Maud Lübeck : Je voulais ramener de la lumière. Je voulais qu’ils sonne pop. Après, ça dépend des morceaux, Mes Lendemains, par exemple est très pop. Il y a des titres que je voulais plus élégants. Rires. Je voulais un album qui soit chaud et lumineux.

Benzine : Tous les morceaux sont élégants, sophistiqués, mais lumineux…

Maud Lübeck : Tu dirais quoi ? Quelle couleur tu lui donne à cet album ?

Benzine : J’ai trouvé l’album sombre, mais rassurant à écouter

Maud Lübeck : Oui, j’avais envie qu’il soit doux, qu’on ait envie de se blottir à l’intérieur…

Benzine : C’est exactement ça…

Maud Lübeck : Voilà. En fait, ce sont des sensations que j’avais et, en mixage, j’ai besoin de retrouver ces sensations. C’est compliqué à communiquer à un ingénieur du son. C’est pour ça que j’ai aimé travailler avec Katel qui a dirigé mes voix et qui a participé au mixage de l’album. Je sentais qu’elle comprenait exactement où je voulais aller en termes de couleur. C’est dur de transmettre ces émotions. En fait, un album, selon la façon dont il est mixé, n’embarque pas du tout au même endroit.

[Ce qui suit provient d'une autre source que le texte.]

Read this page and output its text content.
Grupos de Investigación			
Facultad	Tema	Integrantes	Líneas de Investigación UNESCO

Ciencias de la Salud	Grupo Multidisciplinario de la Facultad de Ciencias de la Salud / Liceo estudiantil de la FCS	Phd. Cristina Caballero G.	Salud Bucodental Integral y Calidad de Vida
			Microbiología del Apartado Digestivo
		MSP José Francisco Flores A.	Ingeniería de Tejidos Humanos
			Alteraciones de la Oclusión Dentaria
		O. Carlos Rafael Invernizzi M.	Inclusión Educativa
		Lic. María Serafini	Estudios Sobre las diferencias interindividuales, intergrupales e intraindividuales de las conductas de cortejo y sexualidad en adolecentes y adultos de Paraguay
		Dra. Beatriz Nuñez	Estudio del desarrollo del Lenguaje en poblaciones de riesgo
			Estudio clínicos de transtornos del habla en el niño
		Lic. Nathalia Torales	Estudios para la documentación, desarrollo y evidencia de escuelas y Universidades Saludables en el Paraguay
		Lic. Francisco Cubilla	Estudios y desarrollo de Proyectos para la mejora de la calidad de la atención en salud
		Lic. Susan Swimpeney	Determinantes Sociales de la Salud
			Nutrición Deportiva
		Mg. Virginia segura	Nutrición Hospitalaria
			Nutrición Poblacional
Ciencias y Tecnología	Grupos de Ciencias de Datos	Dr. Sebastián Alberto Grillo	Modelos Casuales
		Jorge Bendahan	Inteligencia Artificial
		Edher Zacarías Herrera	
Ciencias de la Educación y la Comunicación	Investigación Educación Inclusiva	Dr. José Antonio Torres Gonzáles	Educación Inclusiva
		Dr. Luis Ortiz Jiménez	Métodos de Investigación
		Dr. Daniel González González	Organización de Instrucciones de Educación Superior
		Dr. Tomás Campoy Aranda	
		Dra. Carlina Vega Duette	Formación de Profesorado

Benzine : Le qualificatif de pop ne me serait pas venu directement à l’esprit…

Maud Lübeck : Quand je dis « pop » je pense au son de la tradition pop d’antan. C’est plus un Melody Nelson, ou Elton John

Benzine : Le son, c’est le son de l’époque où tu as voulu faire le disque ?

Maud Lübeck : Non, c’était plus le son des années 1970, que j’adore. J’imagine que les sons qu’on entend enfants, ce sont des sons rassurants… ça dépend de notre enfance évidemment. J’adore François de Roubaix. Je suis sûre que c’est parce que ce sont des sons, des mélodies où je me sens bien. Ça me rappelle cette époque là, ça me rappelle mon enfance. Puisque moi dans cet album, j’avais envie qu’on se sente bien, j’ai eu envie d’aller vers les sons dans lesquels moi je me sens bien, retrouver cette atmosphère. Barbara, aussi, je l’écoutais quand j’étais enfant. Je me sens bien avec Barbara. Elle peut me raconter ce qu’elle veut. Même la chanson la plus triste du monde, je me sens bien à l’intérieur.

Benzine : C’est un peu ça le sentiment de l’album. C’est ça ce côté très rassurant, triste mais rassurant. Ce n’est pas forcément immédiat de ce sentir bien dans une chanson triste. En parlant de chant… comment les actrices qui chantent avec toi sont-elles arrivées sur l’album dans le projet ?

Maud Lübeck : Au moment où j’ai fait cet album, je ne pensais pas du tout aux duos. C’est venu après. Je voulais qu’on entende que je parlais d’une histoire. Je voulais vraiment qu’on rentre dans un film en écoutant l’album. Pour moi, c’était le film d’une époque. Inviter des comédiennes, c’était aller dans ce sens là. Insuffler des images. Leurs voix amènent cela.

1988, Chroniques d’un adieu by Maud Lübeck

Benzine : Il y a une dimension chronologique aussi dans l’album qui renforce cette histoire…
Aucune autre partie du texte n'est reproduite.